Two large compositions make up a characteristically adventurous programme from Terje Rypdal. His new album’s title piece, the 45 minute Melodic Warrior, was commissioned by the Hilliard Ensemble and recorded at the Brucknerhaus Linz in 2003 with the distinguished British vocal group and the Bruckner Orchestra, under Dennis Russell Davies. The Hilliards sing texts drawn from Native American poetry, from Chippewa, Navajo, Pima, and Papago sources, and Rypdal’s sustained electric guitar lines soar melodically and dramatically above the strings’ broad planes of sound.
The poetry, powerfully echoing the natural world, called to Rypdal’s compositional imagination. It is easy to see why he was drawn to lines like these, from Papago tradition:
The morning star is up
I cross the moutains
Into the light of the sea
The other large piece on the album, And The Sky Was Coloured With Waterfalls And Angels, documents the premiere of Terje’s opus 97. Composed in 2009, inspired by the pyrotechnical displays of the Cannes’ International Fireworks Festival and recorded with the Wroclaw Philharmonic, it is a darkly-expressive piece, of concentrated, explosive power. Both pieces could only have been written by Terje Rypdal, a musician who has spent much of his creative life in the spaces between the genres.
Rypdal’s journey as a composer of works for ensembles and orchestras began in the late 1960s. Already established in Norway as a rock and pop guitarist, he was beginning to explore jazz improvisation in the company of George Russell and Jan Garbarek, when exposure to the music of Ligeti and Penderecki opened up new and compelling sound-worlds. From 1969 he studied composition under Finn Mortensen and in 1971 premiered his first big piece, Eternal Circulation, with the Oslo Philharmonic and the Jan Garbarek Group. 1973’s Whenever I Seem To Be Far Away, with members of the Südfunk Symphony Orchestra, was an early recorded instance of Terje’s combining of improvised and notated elements in a strikingly original – and influential – chamber music outside the genres. Rypdal’s work Undisonus was voted Composition of the Year by the Norwegian Society of Composers in 1984 and subsequently recorded with Terje Tønnesen and the Royal Philharmonic Orchestra London for release on ECM. Since then, other Rypdal ECM recordings with large instrumental forces include “Q.E.D.” (recorded 1991) with the Borealis Ensemble, “Double Concerto/5th Symphony” (1998) with the Riga Festival Orchestra, “Lux Aeterna” (2000) with the Bergen Chamber Ensemble and “Crime Scene” (2009) with the Bergen Big Band. But this is just the iceberg’s tip. Rypdal is a highly-prolific writer, and the great bulk of his compositional output is undocumented on disc. His work-list can be explored at Norway’s Music Information Centre: http://mic.bibits.no/
The Hilliard Ensemble, formed 1974, is widely admired for its exemplary performances of both old and new music. The group’s extensive ECM discography includes music of Perotin, Machaut, Tallis, Lassus, Pärt, Schnittke, Kancheli, and Bryars as well as the trilogy of “Officium” recordings with Rypdal’s countryman, saxophonist Jan Garbarek. The Ensemble’s recent ECM releases include Gesualdo’s “Quinto Libro di Madrigali”.
Dennis Russell Davies has been associated with ECM for almost 40 years.

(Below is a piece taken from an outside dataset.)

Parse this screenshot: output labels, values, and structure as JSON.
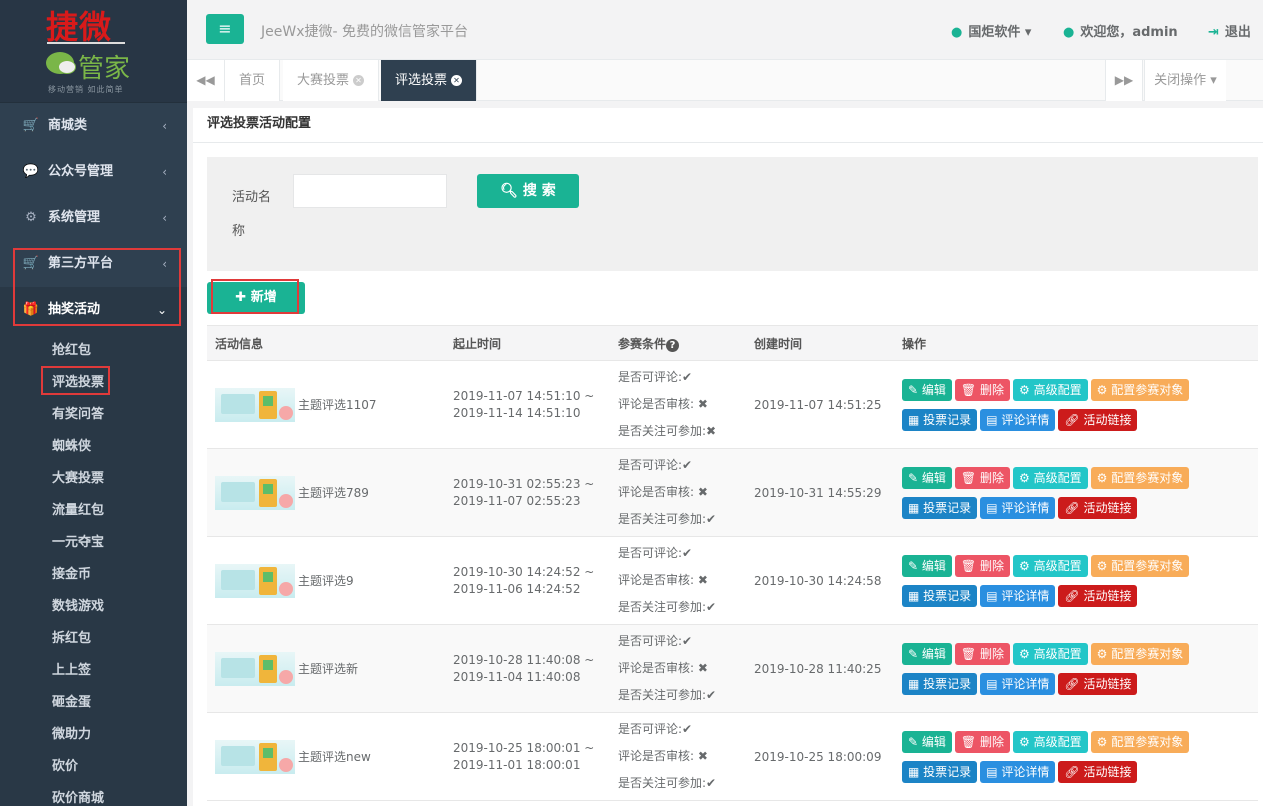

In 1984 he was heard on Arvo Pärt’s epochal album “Tabula rasa”, conducting the Staatsorchester Stuttgart on Cantus in Memory of Benjamin Britten. In the mid-1970s he led the Saint Paul Chamber Orchestra in US performances of Keith Jarrett’s “Arbour Zena” music, with Jan Garbarek and Charlie Haden. At home in the classical tradition, Davies has also been a tireless proponent of the works of modern composers and has had long associations with amongst others Giya Kancheli, Philip Glass, Lou Harrison and John Cage. He is currently Music Director and Chief Conductor of the Bruckner Orchester Linz and of the Linz Opera, and Music Director and Chief Conductor of the Basel Symphony Orchestra in Switzerland.
The Bruckner Orchester Linz is the principal symphony orchestra of Upper Austria, renowned both for its performances at its Brucknerhaus and its tours around the world. Under Davies’s direction they have recorded all the symphonies of Bruckner. The Wroclaw Philharmonic Orchestra has likewise toured the globe, and since 2007 has been recording the first Polish edition of the complete works of Witold Lutoslawski. Apart from Terje Rypdal, the orchestra has also enjoyed performing with other improvising musicians including John Surman and Fred Hersch in earlier editions of the Jazztopad Festival. The ensemble has made numerous recordings for Polish Radio and Television. The Jazztopad Festival is an annual jazz festival in Wroclaw, Poland organized under the umbrella of Wroclaw Philharmonic, presenting special projects and premieres of pieces composed exclusively for the festival. For the last nine years, Jazztopad has showcased Polish and international jazz artists.